Abstract
Desmoplastic fibroblastoma is a rare, benign, soft tissue tumor affecting mainly the subcutaneous and muscle tissue. Only five cases identified in the oral cavity have been reported in prior literature. This article presents a case report of a 56-year-old man, with no previous history of trauma, who presented a slow-growing mass in the buccal mucosa. Histopathology and immunohistochemistry staining studies were performed, and a diagnosis of the desmoplastic fibroblastoma was made. The patient has been disease-free for one year.

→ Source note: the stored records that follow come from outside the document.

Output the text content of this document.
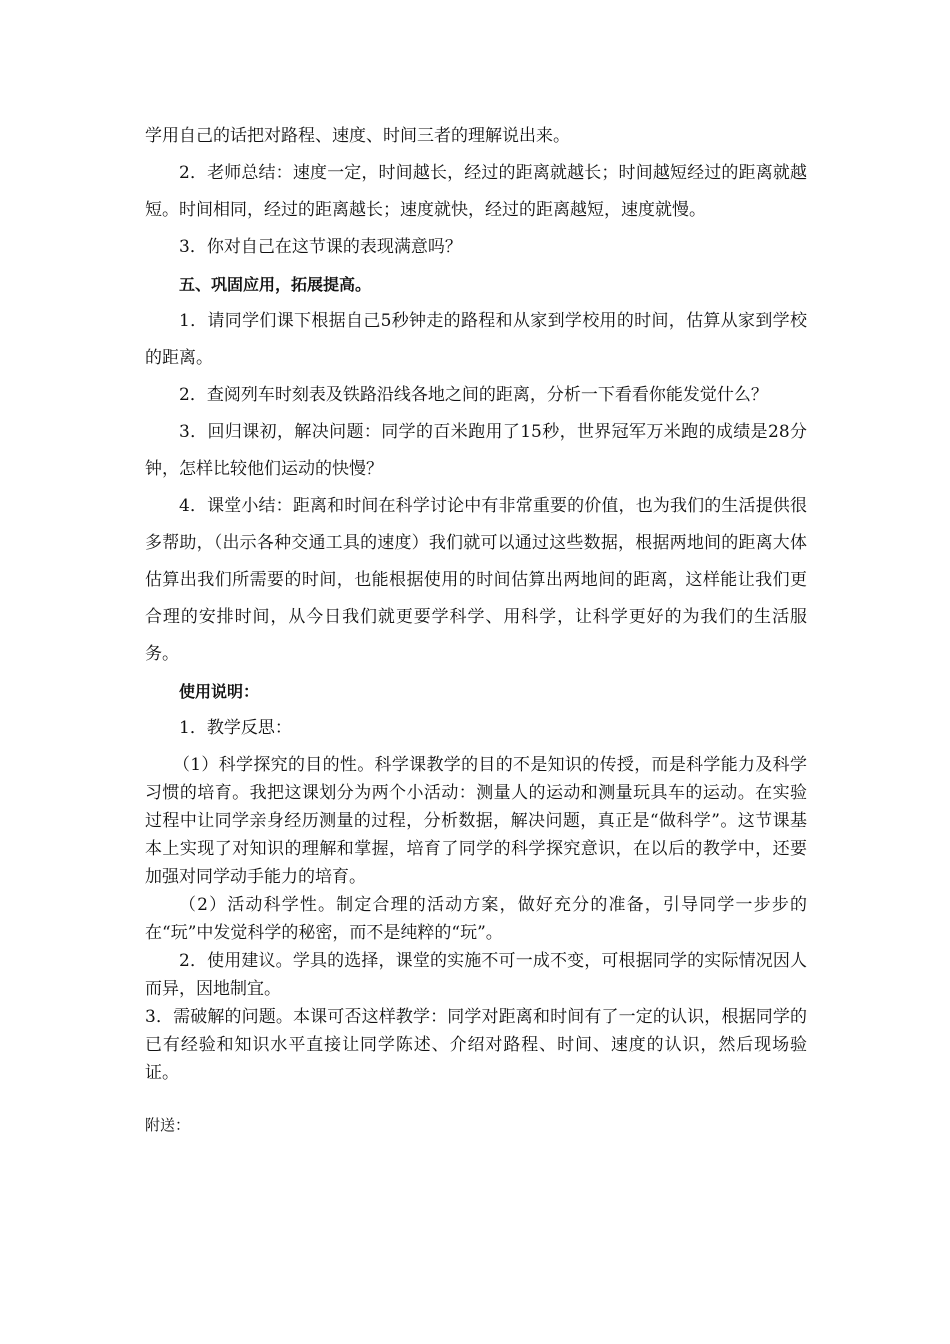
学用自己的话把对路程、速度、时间三者的理解说出来。

2．老师总结：速度一定，时间越长，经过的距离就越长；时间越短经过的距离就越短。时间相同，经过的距离越长；速度就快，经过的距离越短，速度就慢。

3．你对自己在这节课的表现满意吗？

五、巩固应用，拓展提高。

1．请同学们课下根据自己5秒钟走的路程和从家到学校用的时间，估算从家到学校的距离。

2．查阅列车时刻表及铁路沿线各地之间的距离，分析一下看看你能发觉什么？

3．回归课初，解决问题：同学的百米跑用了15秒，世界冠军万米跑的成绩是28分钟，怎样比较他们运动的快慢？

4．课堂小结：距离和时间在科学讨论中有非常重要的价值，也为我们的生活提供很多帮助，（出示各种交通工具的速度）我们就可以通过这些数据，根据两地间的距离大体估算出我们所需要的时间，也能根据使用的时间估算出两地间的距离，这样能让我们更合理的安排时间，从今日我们就更要学科学、用科学，让科学更好的为我们的生活服务。

使用说明：

1．教学反思：

（1）科学探究的目的性。科学课教学的目的不是知识的传授，而是科学能力及科学习惯的培育。我把这课划分为两个小活动：测量人的运动和测量玩具车的运动。在实验过程中让同学亲身经历测量的过程，分析数据，解决问题，真正是“做科学”。这节课基本上实现了对知识的理解和掌握，培育了同学的科学探究意识，在以后的教学中，还要加强对同学动手能力的培育。

（2）活动科学性。制定合理的活动方案，做好充分的准备，引导同学一步步的在“玩”中发觉科学的秘密，而不是纯粹的“玩”。

2．使用建议。学具的选择，课堂的实施不可一成不变，可根据同学的实际情况因人而异，因地制宜。

3．需破解的问题。本课可否这样教学：同学对距离和时间有了一定的认识，根据同学的已有经验和知识水平直接让同学陈述、介绍对路程、时间、速度的认识，然后现场验证。

附送：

Keywords: Collagenous fibroma, Desmoplastic fibroblastoma, Fibroma, Neoplasm of connective and soft tissue
Introduction
Desmoplastic fibroblastoma (DF), also known as collagenous fibroma, is a rare, benign, slow growing lesion [1–7], which was first described in 1995 by Evans [2]. DF occurs in the subcutaneous or intramuscular tissue, with a wide anatomic distribution, showing a strong predilection for men between the fifth and sixth decades of life [1, 3]. However, oral involvement is rarely reported (only five published cases) and has only been found in the hard palate, on the tongue, and in the alveolar bone [3, 7]. This article presents the first case of a DF identified in the buccal mucosa.
Case Report
A 56-year-old man was referred to the Oral Medicine Clinic of the School of Dentistry at Universidade Federal de Minas Gerais to evaluate a mass in the left buccal mucosa. Extra-oral examination showed no abnormalities. Intra-oral inspection revealed a single, well-circumscribed, sessile, pink-colored tumor, with a firm consistency, covered by healthy mucosa, and measuring 35 mm in diameter (Fig. 1). The patient had noticed this painless lesion 3 years prior to the appointment, but it had recently increased in size, interfering in his chewing, thus causing an imprint on the surface of the lesion. He was edentulous and used no removable prosthesis. No traumatic event or habit could be associated with the lesion. His medical history included controlled hypertension; social and cultural histories were not contributory. Considering the main clinical hypothesis of a benign soft tissue tumor, a wide surgical excision, including the surrounding healthy tissue, was performed.
Fig. 1.
Clinical features of the desmoplastic fibroblastoma in the buccal mucosa. A single, well-circumscribed, sessile, pink-colored tumor measuring 35 mm. The lesion is covered by healthy mucosa and an imprint can be observed on its surface
Histopathology revealed, at low power magnification, a well-defined, non-encapsulated, fibroblastic proliferation, characterized by paucicellularity within a highly collagenous matrix (Fig. 2a, b). At high power magnification, fibroblasts presented a spindle to stellate shape (Fig. 2c), with large and rounded nuclei exhibiting thin chromatin and small nucleoli. Binucleated (Fig. 2d) and multinucleated (Fig. 2e) fibroblasts were observed. Blood vessels were few and small, and neither mitosis nor necrosis was present. In the deep area of the specimen, lesional tissue trapped adipocytes and skeletal muscle fibers (Fig. 2f). Tumor fibroblasts showed intense immunopositivity for vimentin and some positive cells to Factor XIIIa. The cells were immunonegative for α-smooth muscle actin, desmin, S-100, AE1/AE3, CD34, and CD68.
Fig. 2.
Histopathology of the desmoplastic fibroblastoma. a Mucosal fragment covered by keratinized stratified squamous epithelium with lamina propria showing fibroblastic proliferation (Hematoxylin and eosin stain, original magnification ×25). b The lesion is characterized by paucicellularity within a highly collagenous matrix with scarce vascularity (Hematoxylin and eosin, original magnification ×100). The fibroblasts are c stellated; d binucleated; or e multinucleated (Hematoxylin and eosin, original magnification ×560). f Lesional tissue trapping adipocytes asterisks) and skeletal muscle fibers (arrows) (Hematoxylin and eosin, original magnification ×100)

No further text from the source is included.